Morale: Own A Piece Of the Entebbe Raid


February 4, 2009: Aircraft collectors have another chance of buying a piece of history, as Israel auctions off five of its C-130s. Only one of them, identified as aircraft 106, is in flying condition, and it's also one of the four C-130s that took a hundred Israeli commandos, support personnel and their vehicles to Entebbe airport in Uganda back in 1976. This was to rescue 105 hostages, who had been taken from a hijacked AirBus A300, and were held by eight Palestinian terrorists.

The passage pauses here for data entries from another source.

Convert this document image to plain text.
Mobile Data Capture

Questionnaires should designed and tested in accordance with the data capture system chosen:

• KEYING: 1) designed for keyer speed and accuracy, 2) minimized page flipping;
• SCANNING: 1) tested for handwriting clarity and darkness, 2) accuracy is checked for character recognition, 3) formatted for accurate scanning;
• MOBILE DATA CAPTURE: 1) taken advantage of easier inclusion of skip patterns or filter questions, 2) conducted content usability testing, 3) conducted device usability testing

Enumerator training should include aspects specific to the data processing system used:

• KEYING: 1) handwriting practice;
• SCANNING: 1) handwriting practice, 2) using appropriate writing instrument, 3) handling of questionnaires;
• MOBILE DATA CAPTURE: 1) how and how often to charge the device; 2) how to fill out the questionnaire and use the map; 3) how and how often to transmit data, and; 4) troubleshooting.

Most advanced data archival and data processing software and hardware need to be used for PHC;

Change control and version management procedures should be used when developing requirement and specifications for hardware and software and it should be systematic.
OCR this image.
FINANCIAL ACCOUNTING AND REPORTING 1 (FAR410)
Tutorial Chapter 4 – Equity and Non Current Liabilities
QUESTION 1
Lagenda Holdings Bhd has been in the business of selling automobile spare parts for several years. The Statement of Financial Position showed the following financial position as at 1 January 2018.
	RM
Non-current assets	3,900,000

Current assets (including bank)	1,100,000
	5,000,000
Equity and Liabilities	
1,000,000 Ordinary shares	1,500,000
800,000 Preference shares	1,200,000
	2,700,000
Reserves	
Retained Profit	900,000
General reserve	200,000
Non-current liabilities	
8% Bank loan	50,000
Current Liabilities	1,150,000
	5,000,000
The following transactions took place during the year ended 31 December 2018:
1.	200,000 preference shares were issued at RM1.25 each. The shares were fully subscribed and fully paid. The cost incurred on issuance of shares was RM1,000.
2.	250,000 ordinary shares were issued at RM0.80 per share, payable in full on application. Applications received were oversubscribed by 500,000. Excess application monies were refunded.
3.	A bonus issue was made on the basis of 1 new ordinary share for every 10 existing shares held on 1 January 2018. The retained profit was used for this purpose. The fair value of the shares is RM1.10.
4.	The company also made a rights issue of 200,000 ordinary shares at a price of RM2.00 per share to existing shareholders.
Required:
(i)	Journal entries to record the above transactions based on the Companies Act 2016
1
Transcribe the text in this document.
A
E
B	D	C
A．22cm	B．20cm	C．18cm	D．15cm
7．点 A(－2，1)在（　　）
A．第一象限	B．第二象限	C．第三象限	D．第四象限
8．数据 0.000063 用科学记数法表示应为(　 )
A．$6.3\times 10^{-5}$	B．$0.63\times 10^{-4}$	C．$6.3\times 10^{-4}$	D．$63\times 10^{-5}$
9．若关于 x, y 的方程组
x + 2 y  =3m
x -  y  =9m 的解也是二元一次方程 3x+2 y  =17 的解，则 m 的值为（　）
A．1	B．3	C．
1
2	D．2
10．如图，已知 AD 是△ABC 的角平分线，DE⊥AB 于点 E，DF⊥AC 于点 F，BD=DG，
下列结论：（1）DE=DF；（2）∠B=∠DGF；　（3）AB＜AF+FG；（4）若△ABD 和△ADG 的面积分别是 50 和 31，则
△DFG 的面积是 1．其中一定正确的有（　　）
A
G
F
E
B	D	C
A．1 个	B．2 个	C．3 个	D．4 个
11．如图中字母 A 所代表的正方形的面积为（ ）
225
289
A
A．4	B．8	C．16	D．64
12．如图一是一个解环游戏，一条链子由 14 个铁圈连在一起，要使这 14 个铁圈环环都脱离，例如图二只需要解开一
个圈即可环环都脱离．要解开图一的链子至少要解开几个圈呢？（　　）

The Ugandan government supported the terrorists.

The raid succeeded, although one of the commandos, three of the hostages, eight terrorists and 45 Ugandan soldiers were killed. The Israelis also destroyed most of the Ugandan air force (11 MiG-17 fighters) to prevent pursuit when they took off for the return trip. Later, one of the hostages, who had been hospitalized before the raid, was killed, along with several Ugandan medical personnel who tried to protect her, by Ugandan army officers. Uganda's leader at the time, Idi Amin, was furious about the raid, and falsely blamed neighboring Kenya for cooperating with Israel. Amin had several hundred Kenyans in Uganda murdered to make his point.

The C-130H being sold has 14,400 landings, meaning its near the end of its useful life. Nevertheless, Israel says the aircraft cannot be taken until the end of September, because the Israelis may still need it until then. The other three C-130s that flew to Entebbe are still in service, as is the A300 passenger jet that was hijacked (it now flies cargo for a Turkish airline.)